What was it about ancient Greece in the first millennium BCE that made its culture so important for the epochs that followed? It was not alone in producing a high-quality literary culture. The bronze age past that it shared with China and India helped in the formation of the other two civilisations as well: Homer's epics had their counterparts in the Chinese classics and the Vedas. And, even more interestingly, all three civilisations were, in the middle of that millennium, engaged in sharp philosophical and scientific debates. But geography and size differentiated each from the other and China and India from Greece, determining in the last instance their evolutions from antiquity to modernity. Max Horkheimer and Theodor Adorno's Dialectic of Enlightenment traces enlightenment thinking back to the age of Homer. And Gibbon predicts in The Decline and Fall of the Roman Empire that the synthesis created by the death of antiquity and the fall of Rome constituted "a revolution which will ever be remembered, and is still felt by the nations of the earth". It is today: the domination of the west is being challenged economically from the east but it is far from over.

The Greek city-states politicised citizen and subject, creating institutions that were way ahead of anything in China or India. The politicians of antiquity exercised a political and military, if not economic, hegemony on the culture as a whole. The idea of democracy was first born and practised here. At that time it was regarded as subversive by some and regularly strangled by despots and dictators – as it is today. The wealth on which the dazzling urban culture was based lay in the countryside. It was landed proprietors who controlled the production of oil, wine and corn, without which the cities would have collapsed. It is this that makes Hesiod's Works and Days unique as a document from that period. It also gives us a few ideas as to the background of the poet himself, something impossible to detect in Homer (or, a millennium later, in Shakespeare). Hesiod's father was a poor peasant-farmer, a migrant who went in search of work: "He was fleeing you can be sure, from something other / Than wealth and good things: loathsome poverty / Zeus visits upon men."

The poet admired his father's virtues, but despised his brother. That loafer was no help at all. Instead of working, the idiot chattered his life away, refusing to accept that "work is no shame, not working is the shame". Works and Days is the product of an amazingly gifted peasant poet who stresses the rituals and restraints of the time insofar as they involve men: "Don't piss standing up while facing the sun. / Between sunset and sunrise, remember, / Don't piss on the road or on the roadside, / Or naked. The blessed gods own the night. / A religious man squats down, if he's got any sense, / Or he goes by the wall of an enclosed courtyard." This particular ritual is virtually the same as Islamic rituals today – though not what follows, which might well have been another reprimand to his reprobate brother: "Don't let your privates be seen smeared with semen / Near the hearth at home. Be careful to avoid this."

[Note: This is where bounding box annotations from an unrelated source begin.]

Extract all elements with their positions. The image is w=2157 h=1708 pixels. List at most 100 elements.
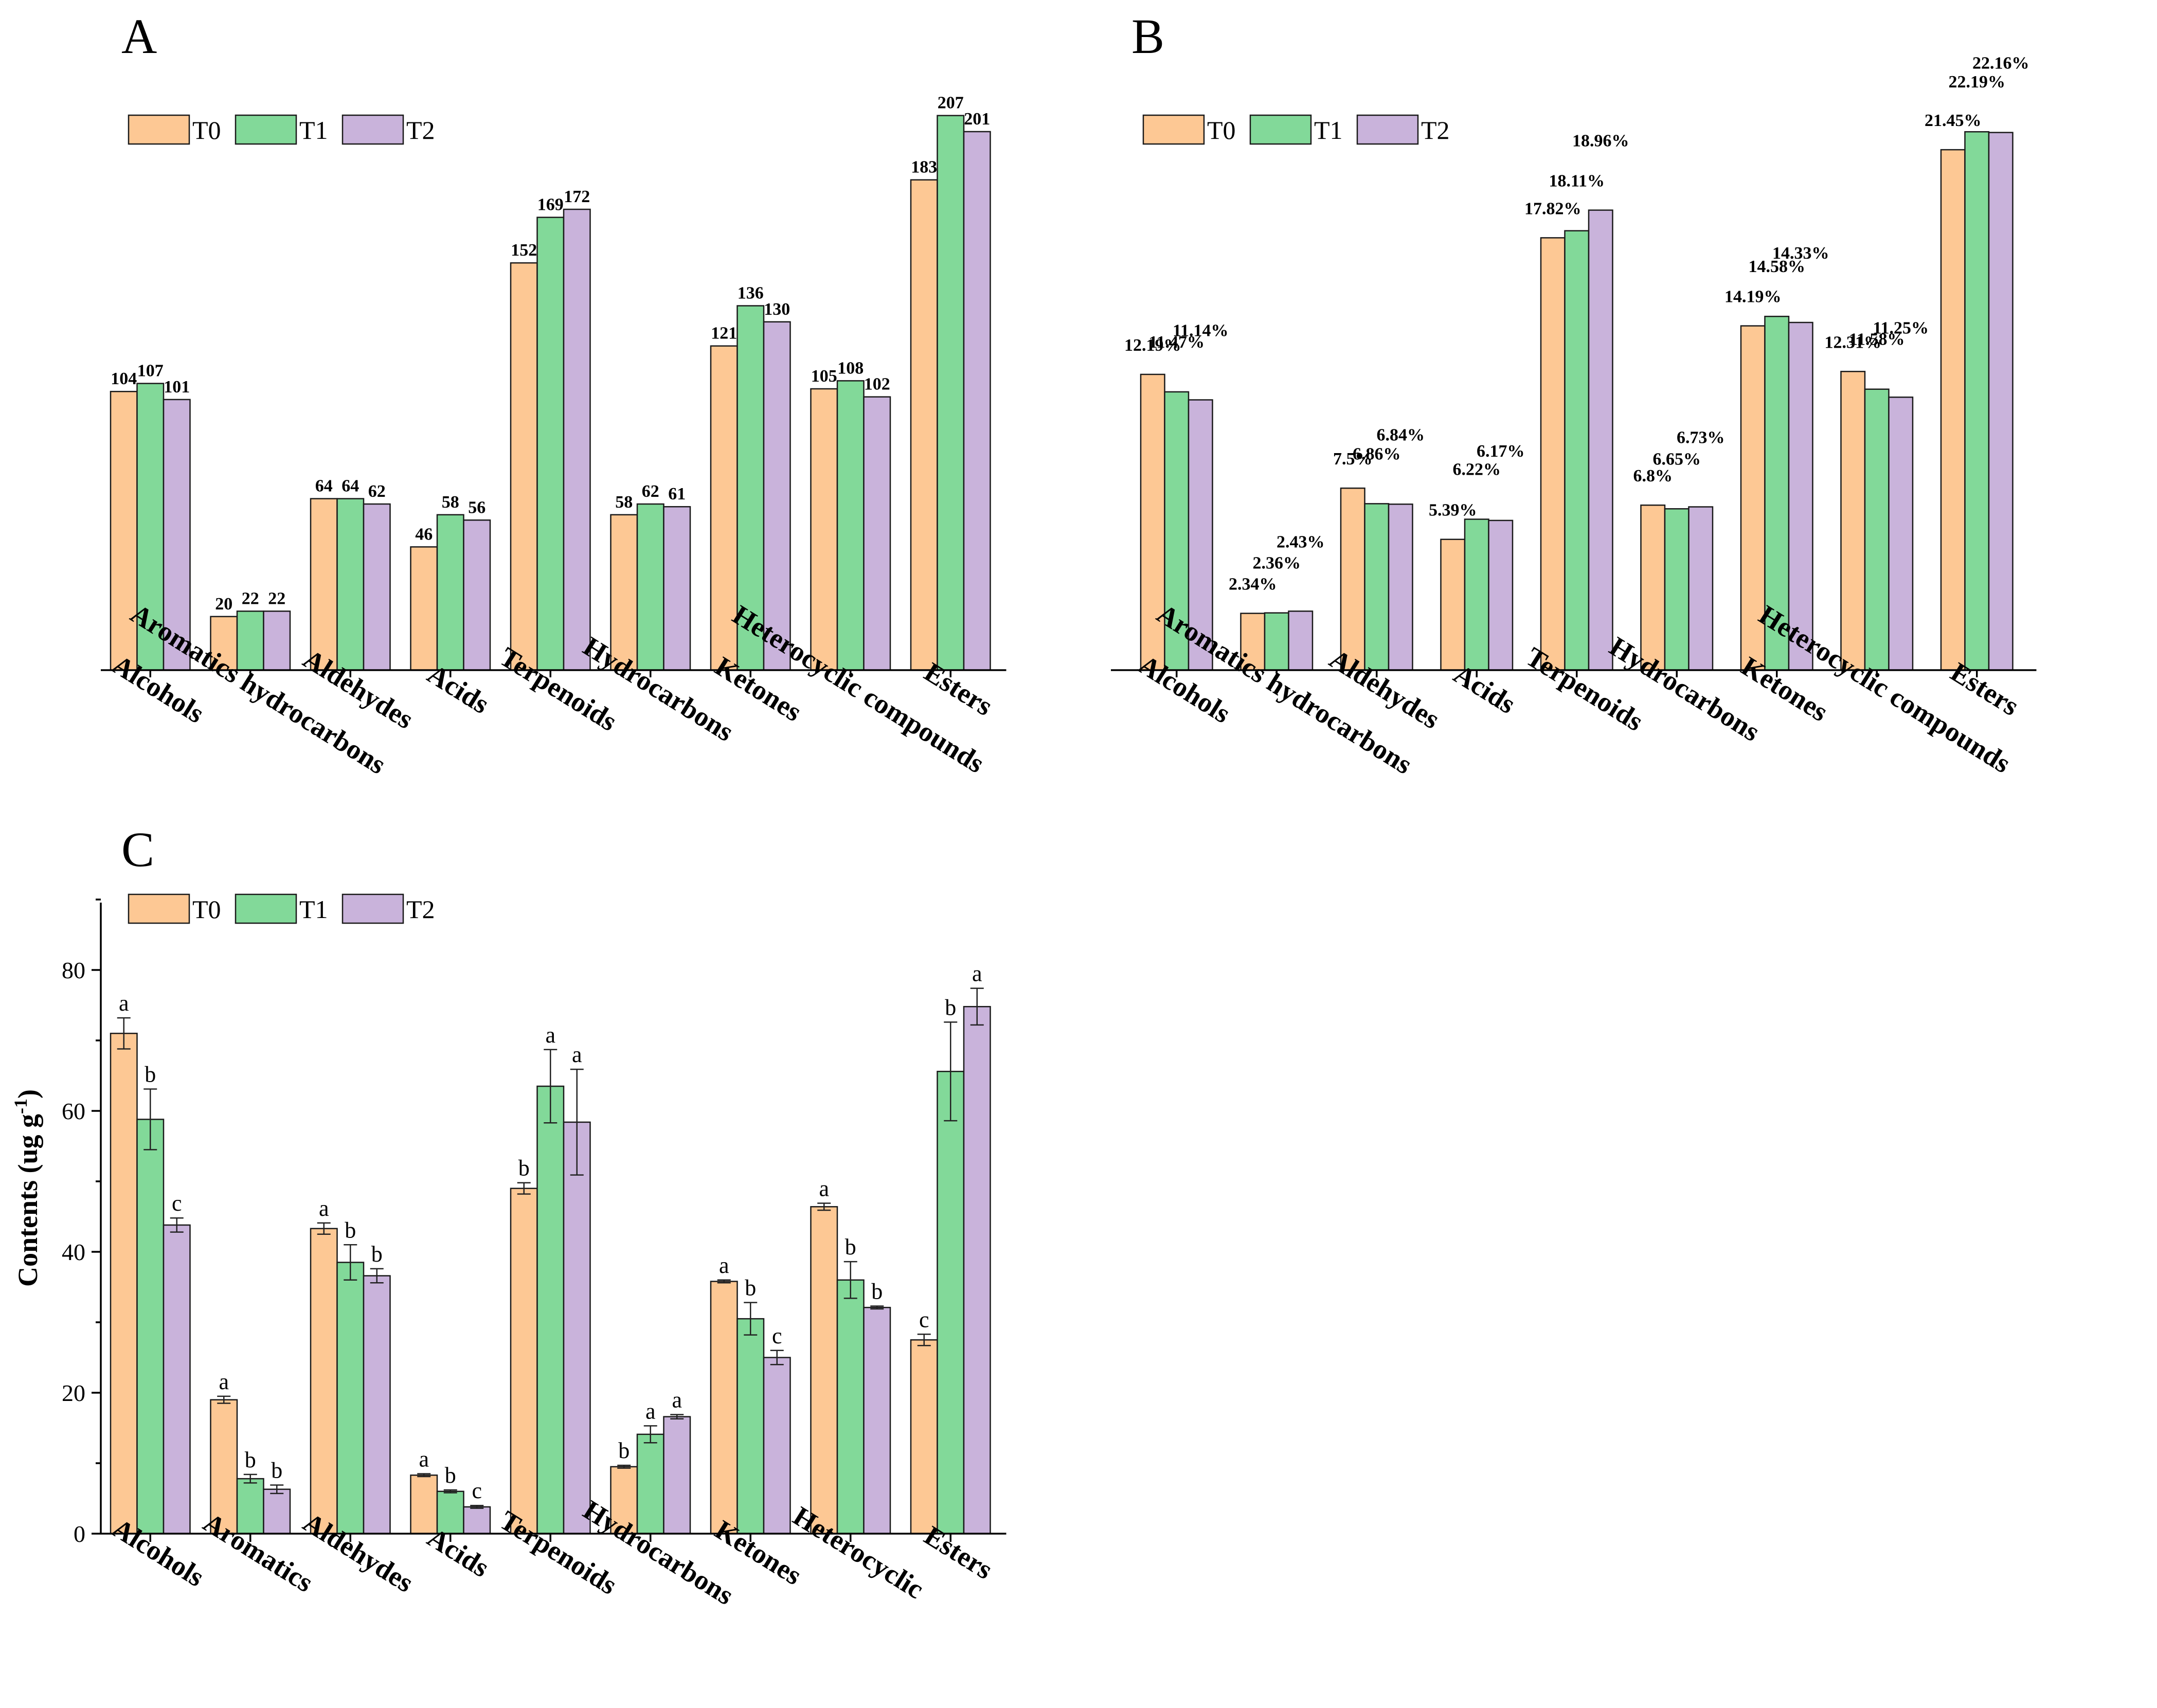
bar-c-aromatics-t2 — [263, 1488, 291, 1535]
value-label-b-aldehydes-t0: 7.5% — [1333, 450, 1373, 469]
bar-a-ketones-t0 — [710, 345, 738, 671]
value-label-a-alcohols-t0: 104 — [111, 369, 137, 388]
bar-a-ketones-t2 — [763, 321, 791, 671]
value-label-b-terpenoids-t2: 18.96% — [1572, 132, 1629, 151]
bar-b-aldehydes-t0 — [1340, 487, 1365, 671]
legend-swatch-b-t0 — [1142, 114, 1205, 145]
legend-label-b-t0: T0 — [1207, 116, 1236, 145]
value-label-a-heterocyclic-compounds-t2: 102 — [864, 375, 890, 394]
bar-b-esters-t2 — [1988, 132, 2014, 671]
value-label-a-acids-t1: 58 — [442, 493, 459, 512]
value-label-a-ketones-t2: 130 — [764, 300, 790, 319]
panel-b-chart: 12.19%11.47%11.14%Alcohols2.34%2.36%2.43… — [1111, 54, 2037, 780]
significance-letter-alcohols-t2: c — [172, 1191, 182, 1216]
value-label-a-terpenoids-t0: 152 — [511, 241, 537, 260]
significance-letter-hydrocarbons-t0: b — [618, 1438, 630, 1463]
significance-letter-aldehydes-t0: a — [319, 1196, 329, 1221]
bar-b-acids-t2 — [1488, 519, 1514, 671]
bar-c-hydrocarbons-t2 — [663, 1416, 691, 1535]
value-label-b-aromatics-hydrocarbons-t0: 2.34% — [1229, 575, 1277, 594]
bar-b-hydrocarbons-t2 — [1688, 506, 1714, 671]
panel-letter-b: B — [1131, 9, 1164, 64]
value-label-b-alcohols-t2: 11.14% — [1173, 321, 1229, 340]
bar-c-terpenoids-t1 — [536, 1085, 565, 1535]
value-label-b-hydrocarbons-t0: 6.8% — [1633, 466, 1673, 486]
bar-a-heterocyclic-compounds-t0 — [810, 388, 838, 671]
significance-letter-esters-t0: c — [919, 1307, 929, 1332]
value-label-a-alcohols-t1: 107 — [137, 362, 164, 381]
panel-letter-a: A — [121, 9, 157, 64]
value-label-b-acids-t2: 6.17% — [1477, 442, 1525, 461]
value-label-a-heterocyclic-compounds-t1: 108 — [837, 358, 864, 377]
value-label-b-heterocyclic-compounds-t0: 12.31% — [1825, 333, 1882, 352]
bar-c-alcohols-t2 — [163, 1224, 191, 1535]
bar-a-esters-t1 — [937, 115, 965, 671]
bar-c-alcohols-t1 — [136, 1119, 165, 1535]
legend-swatch-a-t0 — [128, 114, 190, 145]
legend-swatch-b-t2 — [1356, 114, 1419, 145]
legend-label-c-t0: T0 — [192, 895, 221, 924]
value-label-a-hydrocarbons-t2: 61 — [668, 484, 686, 504]
bar-c-terpenoids-t2 — [563, 1121, 591, 1535]
value-label-a-heterocyclic-compounds-t0: 105 — [811, 367, 837, 386]
bar-b-ketones-t2 — [1788, 321, 1813, 671]
significance-letter-hydrocarbons-t2: a — [672, 1387, 682, 1412]
y-tick-label-80: 80 — [62, 957, 85, 983]
bar-b-aromatics-hydrocarbons-t2 — [1288, 610, 1314, 671]
value-label-b-aldehydes-t2: 6.84% — [1377, 425, 1425, 444]
y-tick-label-40: 40 — [62, 1239, 85, 1265]
significance-letter-ketones-t2: c — [772, 1323, 782, 1349]
value-label-b-acids-t0: 5.39% — [1429, 501, 1477, 520]
legend-swatch-a-t2 — [341, 114, 404, 145]
significance-letter-ketones-t0: a — [719, 1253, 729, 1278]
value-label-a-aromatics-hydrocarbons-t2: 22 — [268, 589, 285, 608]
value-label-a-ketones-t0: 121 — [711, 324, 737, 343]
value-label-b-esters-t2: 22.16% — [1972, 54, 2029, 73]
significance-letter-heterocyclic-t1: b — [845, 1234, 856, 1260]
bar-a-hydrocarbons-t1 — [636, 503, 664, 671]
bar-c-acids-t2 — [463, 1506, 491, 1535]
bar-b-terpenoids-t0 — [1540, 237, 1566, 671]
legend-swatch-c-t1 — [235, 893, 297, 924]
significance-letter-heterocyclic-t0: a — [819, 1176, 829, 1201]
value-label-a-hydrocarbons-t0: 58 — [615, 493, 633, 512]
bar-b-aldehydes-t2 — [1388, 504, 1413, 671]
significance-letter-esters-t1: b — [945, 995, 956, 1020]
bar-c-acids-t0 — [410, 1475, 438, 1535]
legend-label-a-t2: T2 — [406, 116, 435, 145]
significance-letter-alcohols-t1: b — [145, 1062, 156, 1087]
bar-a-acids-t1 — [436, 514, 464, 671]
bar-a-alcohols-t1 — [136, 383, 165, 671]
legend-label-a-t1: T1 — [299, 116, 328, 145]
bar-a-alcohols-t0 — [110, 390, 138, 671]
bar-b-esters-t1 — [1964, 131, 1990, 671]
bar-b-heterocyclic-compounds-t0 — [1840, 371, 1866, 671]
value-label-b-hydrocarbons-t2: 6.73% — [1677, 428, 1725, 447]
significance-letter-terpenoids-t2: a — [572, 1042, 582, 1067]
legend-label-b-t2: T2 — [1421, 116, 1450, 145]
value-label-a-aldehydes-t2: 62 — [368, 482, 386, 501]
bar-a-acids-t0 — [410, 546, 438, 671]
value-label-b-ketones-t2: 14.33% — [1772, 244, 1829, 263]
significance-letter-ketones-t1: b — [745, 1275, 756, 1301]
significance-letter-acids-t2: c — [472, 1478, 482, 1503]
bar-c-heterocyclic-t1 — [836, 1279, 865, 1535]
bar-c-heterocyclic-t2 — [863, 1306, 891, 1535]
significance-letter-aldehydes-t1: b — [345, 1217, 356, 1243]
bar-a-esters-t0 — [910, 179, 938, 671]
value-label-b-heterocyclic-compounds-t1: 11.58% — [1849, 330, 1905, 349]
bar-b-alcohols-t0 — [1140, 373, 1165, 671]
bar-c-alcohols-t0 — [110, 1033, 138, 1535]
y-axis-label: Contents (ug g-1) — [10, 1089, 43, 1287]
bar-a-terpenoids-t0 — [510, 262, 538, 671]
legend-swatch-b-t1 — [1249, 114, 1312, 145]
bar-c-aromatics-t1 — [236, 1478, 264, 1535]
legend-label-b-t1: T1 — [1314, 116, 1343, 145]
value-label-b-aldehydes-t1: 6.86% — [1353, 444, 1401, 463]
bar-c-hydrocarbons-t1 — [636, 1433, 664, 1535]
significance-letter-acids-t0: a — [419, 1447, 429, 1472]
legend-swatch-c-t0 — [128, 893, 190, 924]
value-label-a-acids-t0: 46 — [415, 525, 433, 544]
significance-letter-acids-t1: b — [445, 1463, 456, 1488]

On a loftier plane, Hesiod suggested a moral universe that appears to be absent from the world of contemporary politics, war and law: "But if you bear false witness / Or lie under oath, and by damaging Justice / Ruin yourself beyond hope of cure, your bloodline / Will weaken and your descendants die out."

The prescription is on the mark. The prediction, alas, has yet to be fulfilled. If we wish, we can still learn a great deal from the ancients. Hesiod is a good place to start.